Médaillé d'or du quatre sans barreur poids légers aux Jeux de Rio, le rameur genevois a décidé de mettre un terme à sa carrière.

par
Renaud Tschoumy
C'était le 23 août 2016: Lucas Tramèr était accueilli en grandes pompes à l'aéroport de Genève Cointrin.

C'était le 23 août 2016: Lucas Tramèr était accueilli en grandes pompes à l'aéroport de Genève Cointrin.

Keystone

Lorsqu'on a été champion d'Europe, du monde et olympique (catégorie quatre sans bareur poids légers), à quoi peut-on encore rêver? Cette question, Lucas Tramèr se l'est posée au cours de l'année. Et la réponse est tombée: le rameur genevois de 28 ans a décidé de mettre un terme à sa carrière, en même temps que Simon Niepmann et Simon Schürch, deux de ses trois coéquipiers dorés.

«Pour ma part, il s'agit d'une décision complètement individuelle, explique-t-il au bout du (sans) fil. J'y pense depuis un certain temps, et j'ai senti que c'était le moment.»

Deux raisons principales l'ont amené à prendre sa décision. La première: sa santé. «J'ai une blessure au genou qui traîne et qui m'a empêché de m'entraîner comme je le souhaitais cette année. J'avais décidé de ne pas participer aux compétitions, mais je pensais quand même réussir à pratiquer l'aviron plus que je n'ai pu le faire.»

«Je continuerai à ramer pour mon plaisir»
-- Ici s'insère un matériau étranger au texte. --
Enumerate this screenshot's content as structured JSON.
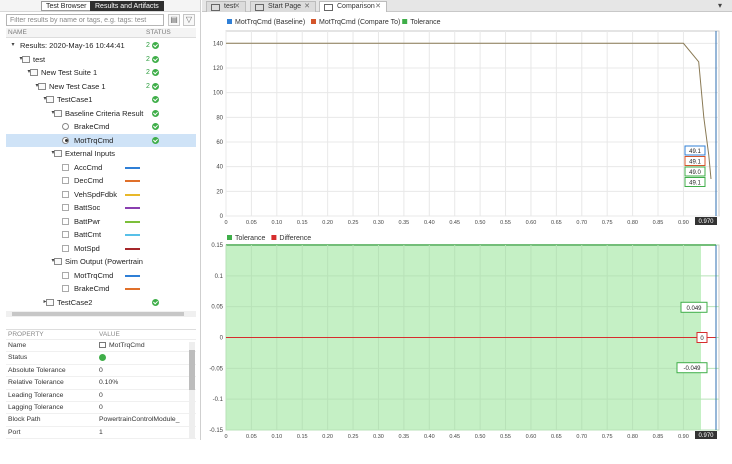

Deuxième de ces raisons: une motivation en baisse. «J'ai atteint tous les objectifs que je m'étais fixés. Pour retrouver ce niveau, il n'y a pas de miracle: on doit s'entraîner à 100%. Or, au fur et à mesure que le temps passait cette année, je me suis rendu compte que l'aviron ne me manquait pas tant que cela.»

D'où cette décision d'arrêter sa carrière. «Pendant quinze ans, je me suis entraîné trois fois par jour, sept jours sur sept. L'aviron m'a beaucoup apporté, et quitter un monde comme celui-là, c'est un deuil que l'on fait. Mais d'un autre côté, peut-on trouver meilleur moment qu'après un titre olympique pour se retirer?»

Désormais, Lucas Tramèr va se concentrer sur ses études de médecine, à Bâle. «Si mon genou me le permet, je continuerai à ramer pour mon plaisir, conclut le Genevois Et comme je pense me diriger vers la médecine sportive, je ne dis pas un adieu définitif au monde du sport.»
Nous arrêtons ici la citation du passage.